Selon l’adage, un divorce fait deux pauvres. «Souvent, lorsqu’il y a précarisation d’un côté, ça se répercute de l’autre», confirme Mélanie Dieguez, cheffe du service social de Caritas Vaud. La preuve: parmi les quelque 200'000 familles monoparentales en Suisse, une sur cinq est en situation de précarité selon l’Office fédéral de la statistique. Pire, le taux de pauvreté pour ces ménages est de 12,4% alors qu’il est de 8,2% pour l’ensemble de la population. Ce chiffre touche essentiellement les femmes puisque, selon la Fédération suisse des familles monoparentales, elles obtiennent la garde dans 86% des cas. Comme leurs ex-conjoints, elles s’endettent davantage que leurs concitoyens. Les familles de ce type représentent 20% de l’ensemble des consultations dédiées à la gestion des dettes chez Caritas Vaud. Or, dans le canton, les ménages monoparentaux ne dépassent pas les 7%.

Au nom des pères

Un père séparé en détresse peut trouver du soutien. Par exemple, le Mouvement de la condition paternelle Vaud (MCPV) anime les rencontres «Papa-Contact» une fois par mois à Lausanne et une autre à Yverdon-les-Bains. Et propose une permanence téléphonique tous les jours de 9h à 21h (0848 49 50 51). Depuis 1994, le MCPV défend la cause des pères, revendique leur place et leur rôle auprès de l’enfant, milite pour le respect des droits de visite et la coparentalité: «l’enfant a le droit d’avoir ses deux parents». L’association dénonce notamment le coût et la lenteur des procédures, les critères d’attribution de la garde et la paupérisation «de l’ensemble familial».

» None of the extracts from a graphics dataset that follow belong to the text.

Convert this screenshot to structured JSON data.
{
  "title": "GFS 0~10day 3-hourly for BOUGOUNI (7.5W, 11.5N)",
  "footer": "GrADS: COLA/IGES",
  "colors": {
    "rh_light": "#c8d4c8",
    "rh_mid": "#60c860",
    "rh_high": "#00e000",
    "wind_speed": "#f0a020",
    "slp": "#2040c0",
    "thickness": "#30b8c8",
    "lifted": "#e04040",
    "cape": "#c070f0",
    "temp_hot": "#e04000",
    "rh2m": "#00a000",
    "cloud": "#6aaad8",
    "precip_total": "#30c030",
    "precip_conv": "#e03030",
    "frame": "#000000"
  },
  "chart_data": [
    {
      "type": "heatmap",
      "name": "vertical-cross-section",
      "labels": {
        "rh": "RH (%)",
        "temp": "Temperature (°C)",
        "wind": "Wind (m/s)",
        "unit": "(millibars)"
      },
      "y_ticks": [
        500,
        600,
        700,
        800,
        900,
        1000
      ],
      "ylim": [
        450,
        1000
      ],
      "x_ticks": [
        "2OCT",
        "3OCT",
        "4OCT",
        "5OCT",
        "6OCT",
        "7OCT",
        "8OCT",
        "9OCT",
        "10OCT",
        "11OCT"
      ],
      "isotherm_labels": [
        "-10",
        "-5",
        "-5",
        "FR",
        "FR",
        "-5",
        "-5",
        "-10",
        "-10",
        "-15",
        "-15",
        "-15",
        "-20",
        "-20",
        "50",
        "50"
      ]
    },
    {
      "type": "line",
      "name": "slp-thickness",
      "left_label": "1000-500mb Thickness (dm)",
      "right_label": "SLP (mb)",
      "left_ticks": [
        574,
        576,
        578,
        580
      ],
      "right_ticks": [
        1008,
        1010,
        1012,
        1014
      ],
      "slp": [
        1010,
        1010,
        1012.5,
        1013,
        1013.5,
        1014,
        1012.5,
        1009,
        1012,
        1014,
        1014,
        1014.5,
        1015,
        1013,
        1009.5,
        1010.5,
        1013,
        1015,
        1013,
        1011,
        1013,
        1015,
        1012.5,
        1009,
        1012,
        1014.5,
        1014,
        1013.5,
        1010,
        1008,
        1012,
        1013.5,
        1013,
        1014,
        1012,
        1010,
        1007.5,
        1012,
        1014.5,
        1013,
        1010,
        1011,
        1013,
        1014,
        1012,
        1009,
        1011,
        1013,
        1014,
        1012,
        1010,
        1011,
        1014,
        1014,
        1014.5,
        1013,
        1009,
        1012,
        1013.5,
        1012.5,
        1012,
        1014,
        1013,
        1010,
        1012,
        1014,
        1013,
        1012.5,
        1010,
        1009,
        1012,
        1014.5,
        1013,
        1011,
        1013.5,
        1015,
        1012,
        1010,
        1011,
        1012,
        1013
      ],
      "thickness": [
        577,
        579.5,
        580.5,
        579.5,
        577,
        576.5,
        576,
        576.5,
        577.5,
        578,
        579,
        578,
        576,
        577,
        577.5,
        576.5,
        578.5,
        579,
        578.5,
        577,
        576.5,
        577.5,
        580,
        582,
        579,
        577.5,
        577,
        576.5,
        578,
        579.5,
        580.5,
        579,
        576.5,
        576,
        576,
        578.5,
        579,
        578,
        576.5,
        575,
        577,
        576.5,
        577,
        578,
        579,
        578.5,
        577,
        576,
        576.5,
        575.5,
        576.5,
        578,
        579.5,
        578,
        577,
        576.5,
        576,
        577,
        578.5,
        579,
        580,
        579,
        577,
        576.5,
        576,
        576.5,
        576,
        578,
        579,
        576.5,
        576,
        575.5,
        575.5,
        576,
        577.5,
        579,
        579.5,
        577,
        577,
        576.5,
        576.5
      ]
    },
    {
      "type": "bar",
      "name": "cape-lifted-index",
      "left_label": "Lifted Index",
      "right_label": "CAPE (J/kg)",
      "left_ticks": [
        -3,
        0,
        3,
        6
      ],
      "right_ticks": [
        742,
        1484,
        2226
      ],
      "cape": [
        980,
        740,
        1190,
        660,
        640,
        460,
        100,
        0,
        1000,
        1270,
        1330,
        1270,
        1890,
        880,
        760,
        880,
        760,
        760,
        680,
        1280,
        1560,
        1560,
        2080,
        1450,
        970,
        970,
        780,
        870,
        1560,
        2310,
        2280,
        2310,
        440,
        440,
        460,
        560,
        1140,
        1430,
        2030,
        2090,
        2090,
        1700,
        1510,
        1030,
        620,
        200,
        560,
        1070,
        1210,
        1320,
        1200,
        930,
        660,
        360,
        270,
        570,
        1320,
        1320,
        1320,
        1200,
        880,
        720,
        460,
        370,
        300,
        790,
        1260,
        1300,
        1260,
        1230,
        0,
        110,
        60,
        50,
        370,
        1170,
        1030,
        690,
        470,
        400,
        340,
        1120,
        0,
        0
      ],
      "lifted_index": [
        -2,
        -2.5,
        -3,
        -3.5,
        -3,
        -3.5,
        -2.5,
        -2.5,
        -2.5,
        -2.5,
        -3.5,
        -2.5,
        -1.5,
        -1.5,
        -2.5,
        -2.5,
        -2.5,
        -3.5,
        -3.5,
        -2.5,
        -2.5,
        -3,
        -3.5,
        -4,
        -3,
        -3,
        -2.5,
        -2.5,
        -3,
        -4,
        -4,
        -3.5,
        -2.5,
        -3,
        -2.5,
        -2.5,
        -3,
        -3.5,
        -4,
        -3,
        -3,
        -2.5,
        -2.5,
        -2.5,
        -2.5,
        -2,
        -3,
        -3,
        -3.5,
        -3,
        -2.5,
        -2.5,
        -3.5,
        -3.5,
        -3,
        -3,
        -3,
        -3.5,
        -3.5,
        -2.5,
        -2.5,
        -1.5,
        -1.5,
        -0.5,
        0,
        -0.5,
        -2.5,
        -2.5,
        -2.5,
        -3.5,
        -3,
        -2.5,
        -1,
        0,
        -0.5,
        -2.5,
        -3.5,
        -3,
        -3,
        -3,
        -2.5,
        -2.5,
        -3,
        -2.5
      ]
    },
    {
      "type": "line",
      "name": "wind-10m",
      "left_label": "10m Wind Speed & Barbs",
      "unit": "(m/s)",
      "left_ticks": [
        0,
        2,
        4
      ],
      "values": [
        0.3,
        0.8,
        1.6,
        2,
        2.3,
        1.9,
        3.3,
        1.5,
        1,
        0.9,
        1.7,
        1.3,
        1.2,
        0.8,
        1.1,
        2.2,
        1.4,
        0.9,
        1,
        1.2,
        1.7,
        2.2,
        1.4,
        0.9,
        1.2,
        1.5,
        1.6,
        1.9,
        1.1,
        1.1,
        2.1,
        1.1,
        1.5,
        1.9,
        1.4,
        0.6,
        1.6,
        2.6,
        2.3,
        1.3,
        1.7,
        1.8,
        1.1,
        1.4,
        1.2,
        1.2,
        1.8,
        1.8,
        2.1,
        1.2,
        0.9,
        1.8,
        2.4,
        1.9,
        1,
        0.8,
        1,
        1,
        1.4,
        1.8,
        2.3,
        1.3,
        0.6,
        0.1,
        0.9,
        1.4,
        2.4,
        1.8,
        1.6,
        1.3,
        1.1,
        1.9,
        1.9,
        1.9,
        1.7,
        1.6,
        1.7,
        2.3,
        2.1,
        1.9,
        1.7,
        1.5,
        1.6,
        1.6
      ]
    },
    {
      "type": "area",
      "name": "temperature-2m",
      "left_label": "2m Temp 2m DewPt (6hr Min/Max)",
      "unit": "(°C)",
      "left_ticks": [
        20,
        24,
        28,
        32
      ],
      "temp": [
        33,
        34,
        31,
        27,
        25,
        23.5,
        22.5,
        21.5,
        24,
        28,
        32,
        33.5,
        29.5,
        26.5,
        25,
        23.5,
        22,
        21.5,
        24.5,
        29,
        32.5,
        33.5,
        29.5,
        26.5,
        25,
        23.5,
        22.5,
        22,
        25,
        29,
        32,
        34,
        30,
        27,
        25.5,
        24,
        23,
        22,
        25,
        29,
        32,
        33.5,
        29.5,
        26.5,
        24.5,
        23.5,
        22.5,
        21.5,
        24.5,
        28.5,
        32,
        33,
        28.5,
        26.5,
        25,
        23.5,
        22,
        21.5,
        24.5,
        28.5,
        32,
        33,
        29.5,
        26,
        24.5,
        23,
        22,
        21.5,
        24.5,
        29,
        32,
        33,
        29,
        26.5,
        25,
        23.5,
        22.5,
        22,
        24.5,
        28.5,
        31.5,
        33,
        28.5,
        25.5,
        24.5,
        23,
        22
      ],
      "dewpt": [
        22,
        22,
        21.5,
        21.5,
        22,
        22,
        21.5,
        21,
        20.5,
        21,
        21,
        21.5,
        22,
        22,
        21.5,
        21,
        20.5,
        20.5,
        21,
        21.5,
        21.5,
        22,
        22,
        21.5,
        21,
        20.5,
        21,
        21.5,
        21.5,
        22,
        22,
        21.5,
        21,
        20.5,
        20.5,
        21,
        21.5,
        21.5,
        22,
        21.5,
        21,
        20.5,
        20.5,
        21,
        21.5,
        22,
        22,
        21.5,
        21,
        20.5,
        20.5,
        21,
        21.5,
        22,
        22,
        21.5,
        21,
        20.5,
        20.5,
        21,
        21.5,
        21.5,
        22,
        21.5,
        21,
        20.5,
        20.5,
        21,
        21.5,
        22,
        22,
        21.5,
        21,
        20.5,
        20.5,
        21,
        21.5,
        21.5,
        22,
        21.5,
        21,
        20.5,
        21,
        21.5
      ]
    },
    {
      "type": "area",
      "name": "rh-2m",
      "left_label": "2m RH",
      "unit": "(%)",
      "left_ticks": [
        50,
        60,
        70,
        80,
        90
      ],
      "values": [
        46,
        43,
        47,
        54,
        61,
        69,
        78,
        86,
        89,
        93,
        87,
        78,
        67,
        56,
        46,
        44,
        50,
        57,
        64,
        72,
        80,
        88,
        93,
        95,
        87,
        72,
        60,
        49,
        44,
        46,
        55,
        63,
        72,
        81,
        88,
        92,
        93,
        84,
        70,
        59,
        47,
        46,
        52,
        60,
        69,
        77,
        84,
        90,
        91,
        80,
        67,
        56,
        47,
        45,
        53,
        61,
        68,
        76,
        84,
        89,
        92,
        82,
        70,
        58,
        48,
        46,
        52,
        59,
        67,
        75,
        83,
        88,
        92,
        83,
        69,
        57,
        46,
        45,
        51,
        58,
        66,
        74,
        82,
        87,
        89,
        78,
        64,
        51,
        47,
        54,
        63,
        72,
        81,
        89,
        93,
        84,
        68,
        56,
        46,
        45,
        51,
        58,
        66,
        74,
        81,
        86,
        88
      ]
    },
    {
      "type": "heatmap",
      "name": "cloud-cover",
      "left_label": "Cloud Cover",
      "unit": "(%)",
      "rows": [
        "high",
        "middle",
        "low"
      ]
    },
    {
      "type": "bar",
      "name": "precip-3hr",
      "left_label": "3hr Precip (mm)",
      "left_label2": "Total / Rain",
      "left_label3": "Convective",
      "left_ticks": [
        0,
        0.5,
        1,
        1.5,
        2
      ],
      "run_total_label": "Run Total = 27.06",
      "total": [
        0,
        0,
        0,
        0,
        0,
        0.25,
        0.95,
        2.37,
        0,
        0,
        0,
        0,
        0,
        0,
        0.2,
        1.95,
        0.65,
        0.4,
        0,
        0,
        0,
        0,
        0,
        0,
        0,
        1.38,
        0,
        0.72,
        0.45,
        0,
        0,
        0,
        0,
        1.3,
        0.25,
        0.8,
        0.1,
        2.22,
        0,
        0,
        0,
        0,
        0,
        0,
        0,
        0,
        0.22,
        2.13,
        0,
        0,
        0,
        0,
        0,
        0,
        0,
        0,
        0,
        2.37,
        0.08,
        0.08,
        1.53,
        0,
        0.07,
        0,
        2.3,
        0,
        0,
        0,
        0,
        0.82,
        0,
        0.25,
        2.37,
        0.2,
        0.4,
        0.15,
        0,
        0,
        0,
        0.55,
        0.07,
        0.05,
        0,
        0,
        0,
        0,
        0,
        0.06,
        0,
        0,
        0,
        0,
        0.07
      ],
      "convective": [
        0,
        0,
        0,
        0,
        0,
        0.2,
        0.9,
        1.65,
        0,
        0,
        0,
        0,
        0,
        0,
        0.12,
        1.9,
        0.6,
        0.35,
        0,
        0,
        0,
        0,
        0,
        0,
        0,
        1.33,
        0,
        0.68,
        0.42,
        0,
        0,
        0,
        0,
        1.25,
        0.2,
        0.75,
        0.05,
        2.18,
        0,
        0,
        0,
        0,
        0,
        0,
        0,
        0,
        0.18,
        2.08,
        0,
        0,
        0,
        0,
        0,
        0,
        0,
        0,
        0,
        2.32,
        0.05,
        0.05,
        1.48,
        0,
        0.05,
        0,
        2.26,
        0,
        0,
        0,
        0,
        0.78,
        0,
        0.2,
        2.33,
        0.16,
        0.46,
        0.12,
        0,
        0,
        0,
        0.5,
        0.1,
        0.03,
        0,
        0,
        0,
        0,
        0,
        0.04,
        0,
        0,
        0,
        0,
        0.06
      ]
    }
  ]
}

Porte-parole du MCPV, le Blonaysan Julien Dura est également fondateur du mouvement Tous pour une égalité parentale (TPEP). Avec le Collectif pour une meilleure protection des jeunes Vaudois, le TPEP lance l’initiative cantonale «Nos enfants, les familles et professionnels du canton de Vaud ont besoin de lois et de structures adaptées». Objectif: réviser la loi sur la protection des mineurs et réformer le Service de la protection de la jeunesse de l’Etat de Vaud.

Parmi les demandes formulées, la création d’un tribunal de la famille, comme au Canada. «Le système doit être adapté, appuie Julien Dura. Aujourd’hui lorsqu’il y a conflit, un parent est choisi au détriment de l’autre. Les magistrats se basent uniquement sur la loi. Un tribunal de la famille et des médiations ordonnées permettraient de traiter le fond du problème.»

Le texte est notamment soutenu par la conseillère communale lausannoise PDC Sonia Pernet et Véronique Hurni, ancienne députée PLR et ex-juge au Tribunal des mineurs. Délai pour récolter les 12'000 signatures requises: 27 janvier 2020.